To complicate matters, one day she finds a young man helping himself to ale in the bar. He has no fear of the landlord because he’s Jem Merlyn, her uncle’s much younger brother. Jem makes it clear he likes her, perhaps because she doesn’t take any guff from him, but he’s a Merlyn and a horse thief, meaning she has to keep him at arm’s length. Even if he is better-looking and more intelligent than his brother.
Then one night, her uncle gets drunk and tells Mary the truth – though not all of it – behind the dark façade of Jamaica Inn. It’s far worse than smuggling, and much later, when one of his conspirators challenges him with, “Listen here, Joss Merlyn: do you take your orders from one above you?” he reacts with murderous rage. Mary is trapped in the confines of the inn and isolated by the emptiness of the moors outside, but when she realizes the net of the law is finally closing in, she escapes, intending to expose her uncle’s crimes and save her aunt.
It doesn’t quite work the way she plans.
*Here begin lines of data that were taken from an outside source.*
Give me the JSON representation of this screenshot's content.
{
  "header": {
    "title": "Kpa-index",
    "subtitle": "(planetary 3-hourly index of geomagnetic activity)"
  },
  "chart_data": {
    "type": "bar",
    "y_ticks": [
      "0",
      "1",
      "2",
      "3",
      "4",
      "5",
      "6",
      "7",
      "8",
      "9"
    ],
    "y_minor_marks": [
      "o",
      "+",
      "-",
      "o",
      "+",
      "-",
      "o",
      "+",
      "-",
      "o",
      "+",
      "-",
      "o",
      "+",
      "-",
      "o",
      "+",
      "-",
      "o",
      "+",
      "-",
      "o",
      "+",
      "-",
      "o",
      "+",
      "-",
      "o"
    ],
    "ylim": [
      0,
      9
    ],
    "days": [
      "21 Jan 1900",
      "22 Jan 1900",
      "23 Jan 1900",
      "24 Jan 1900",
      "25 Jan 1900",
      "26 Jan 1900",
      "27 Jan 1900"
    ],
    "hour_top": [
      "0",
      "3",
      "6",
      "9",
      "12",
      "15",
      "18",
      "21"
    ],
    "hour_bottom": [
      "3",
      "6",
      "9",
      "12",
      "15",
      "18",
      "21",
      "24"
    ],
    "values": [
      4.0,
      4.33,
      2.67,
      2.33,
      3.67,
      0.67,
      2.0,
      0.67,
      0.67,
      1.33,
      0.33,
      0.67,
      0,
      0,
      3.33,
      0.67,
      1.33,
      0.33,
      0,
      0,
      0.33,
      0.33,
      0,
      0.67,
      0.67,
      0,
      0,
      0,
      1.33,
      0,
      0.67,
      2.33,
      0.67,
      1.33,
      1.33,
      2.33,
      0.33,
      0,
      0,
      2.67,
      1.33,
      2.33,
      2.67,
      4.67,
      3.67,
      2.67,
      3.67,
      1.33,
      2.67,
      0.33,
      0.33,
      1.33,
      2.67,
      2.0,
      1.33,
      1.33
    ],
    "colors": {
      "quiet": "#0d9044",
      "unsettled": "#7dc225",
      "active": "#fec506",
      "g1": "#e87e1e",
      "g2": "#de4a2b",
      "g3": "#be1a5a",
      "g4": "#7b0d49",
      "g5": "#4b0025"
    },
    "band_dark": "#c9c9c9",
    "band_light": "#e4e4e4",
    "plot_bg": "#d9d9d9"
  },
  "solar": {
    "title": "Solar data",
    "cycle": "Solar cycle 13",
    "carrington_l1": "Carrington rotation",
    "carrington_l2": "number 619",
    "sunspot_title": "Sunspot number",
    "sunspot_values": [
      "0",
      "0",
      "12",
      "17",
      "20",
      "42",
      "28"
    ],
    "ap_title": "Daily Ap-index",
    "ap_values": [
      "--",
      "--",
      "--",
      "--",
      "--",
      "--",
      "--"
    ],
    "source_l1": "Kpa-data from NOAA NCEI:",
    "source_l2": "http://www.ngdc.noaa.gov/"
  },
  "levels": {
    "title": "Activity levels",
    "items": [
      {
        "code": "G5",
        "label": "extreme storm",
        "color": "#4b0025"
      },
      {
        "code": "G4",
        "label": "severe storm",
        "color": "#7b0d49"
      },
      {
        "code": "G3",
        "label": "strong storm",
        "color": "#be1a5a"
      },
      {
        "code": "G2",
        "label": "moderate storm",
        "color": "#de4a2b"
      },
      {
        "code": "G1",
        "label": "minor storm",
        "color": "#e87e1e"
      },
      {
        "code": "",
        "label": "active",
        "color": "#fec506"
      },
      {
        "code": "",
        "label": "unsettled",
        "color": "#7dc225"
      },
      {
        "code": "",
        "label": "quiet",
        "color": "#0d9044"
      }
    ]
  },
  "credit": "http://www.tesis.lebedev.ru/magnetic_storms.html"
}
But the twists in the story are startling and suspenseful, making this a wonderfully tense read at times.
I enjoyed the characters, too. Mary is brave and determined, but not stupidly reckless, and her mistakes are ones that anyone would have made under the same circumstances. As for Jem – well, I don’t normally go for bad boys, but he’s a charming rogue who sold a stolen horse to the magistrate’s wife for a good profit. The kicker? The horse was hers to begin with, and now sports a dyed coat, so she buys it for its resemblance to the one she lost.
Jem also made sure Mary understands that she can’t have both him and a quiet life back in the village of her birth, the life she longs for in her homesick moments. He’s an adventurer, and he’ll continue to be one until the day he dies. He’s willing to kill for her, but not to change for her. That was realistic in a bittersweet way.
The wild loneliness of the moors, where it’s easy to get lost in thick mist and wander into a bog, reminded me of Wuthering Heights. As for Jamaica Inn, it perfectly reflects the brutal menace of the man who owns it. That said, there are some problematic parts of the story. A persistent theme is the fragility of women. Both her uncle and Jem tell Mary how differently she’d be treated if she was a man, with a sort of regret that she isn’t, and on one occasion even Mary “[knows] the humility of being born a woman”. The depiction of the physically and the mentally atypical as freakish also show that this book is a period piece that reflects a different time.
But it’s still a memorable read. When I read dialogue like, “Roads? Who spoke of roads? We go by the moors and the hills, and tread granite and heather as the Druids did before us” I shiver a little, hear the curlews calling in the distance, and remember again why I keep my copy of Jamaica Inn.